The Department of Defense currently has a number of theater missile defense programs. The question of future directions for ballistic missile defense and U.S. ability to deploy robust systems to meet an increasingly threatening range of ballistic missile capabilities is currently being addressed within the context of the 1972 ABM Treaty which prohibits the United States from deploying ballistic missile defense beyond 100 interceptors which could be deployed in accordance with the ABM Treaty. While it is hoped that the Clinton Administration's new ABM Treaty-related agreements with the states of the former Soviet Union will lead to restraint by Russia with regard to its strategic offensive forces, continued U.S. compliance with the Treaty will put an upper limit on the capability of the antiballistic missile systems the United States can use to defend its territory, forces and allies.

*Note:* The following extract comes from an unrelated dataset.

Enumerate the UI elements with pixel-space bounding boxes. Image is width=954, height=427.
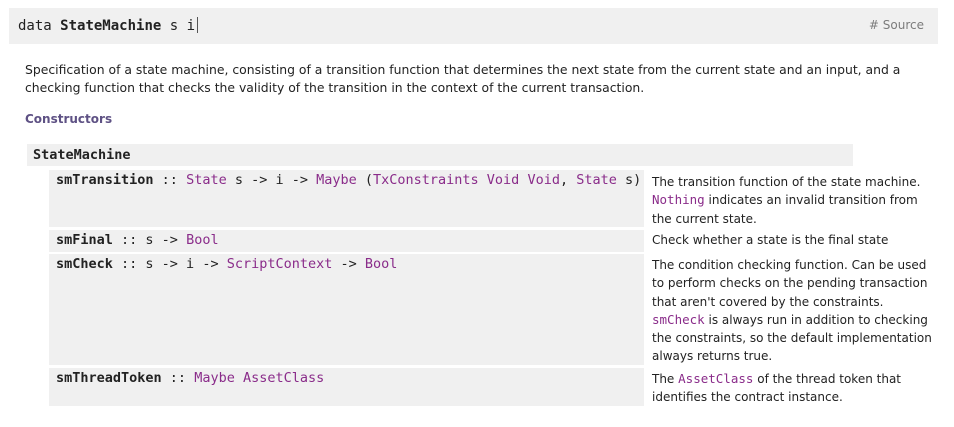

Forces to strike NBC targets. Successful deterrence and defense requires not only the ability to operate in a chemical or biological environment, but also the ability to hold at risk--and destroy if needed--an adversary's NBC forces. Potential enemies have learned from the Gulf War both to be mobile and to locate key targets underground. Mobility and hardness constrain the U.S. ability to destroy NBC targets. Given the problems identifying and then hitting these targets, it would be difficult to have confidence that the U.S. had destroyed a rogue regimes' NBC targets. This seriously diminishes the attractiveness of preemptive strikes on NBC targets, which in any case would be problematic because of the potential for adverse international reaction.
Intelligence and analysis. The proliferation of NBC has put special pressures on intelligence and analysis. The margins for acceptable variance and error in estimates are smaller than for conventional capabilities while the difficulty of developing and delivering acceptable estimates is far more difficult.